Turbulence Kinetic Energy Distribution and Heat Transfer in a Porous Layer Induced by Bluff Body Vortex Shedding

TL;DR

This study uses DNS to analyze how bluff-body vortex shedding influences turbulence and heat transfer in porous layers, revealing porosity-dependent effects on energy distribution and thermal performance.

Contribution

It provides new insights into the multiscale turbulence interactions and heat transfer mechanisms in porous media subjected to vortex-induced flows, using detailed numerical simulations.

Findings

Large-scale wake energy is attenuated at the interface, with turbulence regenerated locally within the porous matrix.

Lower porosity leads to higher Nusselt numbers, indicating enhanced heat transfer.

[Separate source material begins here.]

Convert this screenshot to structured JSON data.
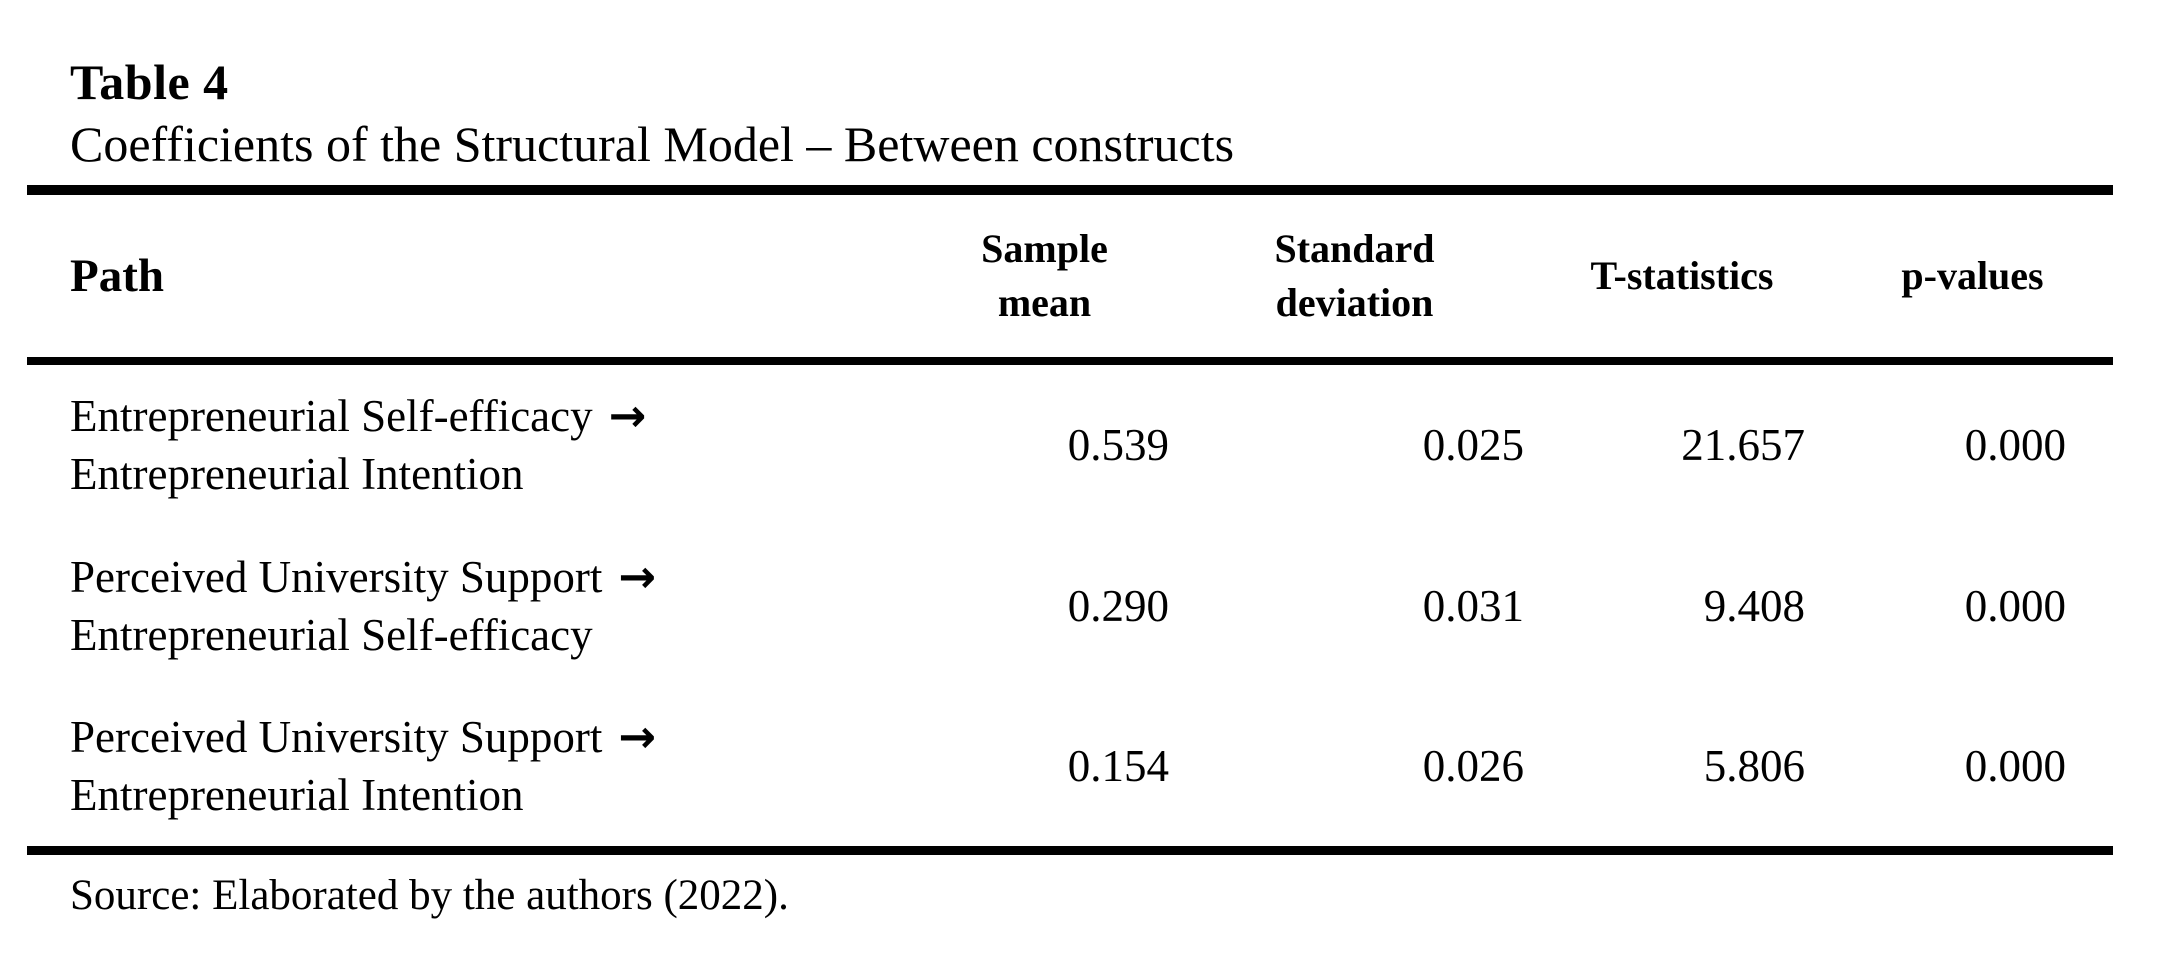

Wake breakdown prevents coherent vortices from penetrating the porous layer, affecting turbulence and heat transfer.

Abstract

When a turbulent vortex impinges on a porous layer, it creates a complex multiscale interaction: the wake structures that form in the free fluid engage with the intricate geometry of the pores, and this interplay governs both the turbulent energy budget and the rate of heat transfer. Here we use interface-resolved two-dimensional direct numerical simulations (DNS) to examine how a bluff-body wake impinges on an in-line porous array heated to maintain a constant wall temperature. The Reynolds number is fixed at Re = 10000, and the porosity is varied between $\phi$ = 0.80 and $\phi$ = 0.95. In all cases, the incoming von K\'arm\'an vortices undergo rapid breakdown at the porous/fluid interface and do not persist as coherent macroscale structures within the porous layer. The interface instead acts as a spectral filter: large-scale wake energy is strongly attenuated, while turbulence is regenerated locally within the matrix via shear layers and microscale vortex shedding around individual obstacles. Thermal statistics show that the lower-porosity medium produces higher local and surface-averaged Nusselt numbers across representative interface and interior locations. This is consistent with the stronger shear and enhanced fluid/solid thermal interaction associated with the larger surface-area-to-volume ratio. These results clarify the mechanisms by which wake-driven turbulence is converted into pore-scale motions and how porosity tunes the balance between turbulence attenuation and convective heat transfer in porous coatings and inserts.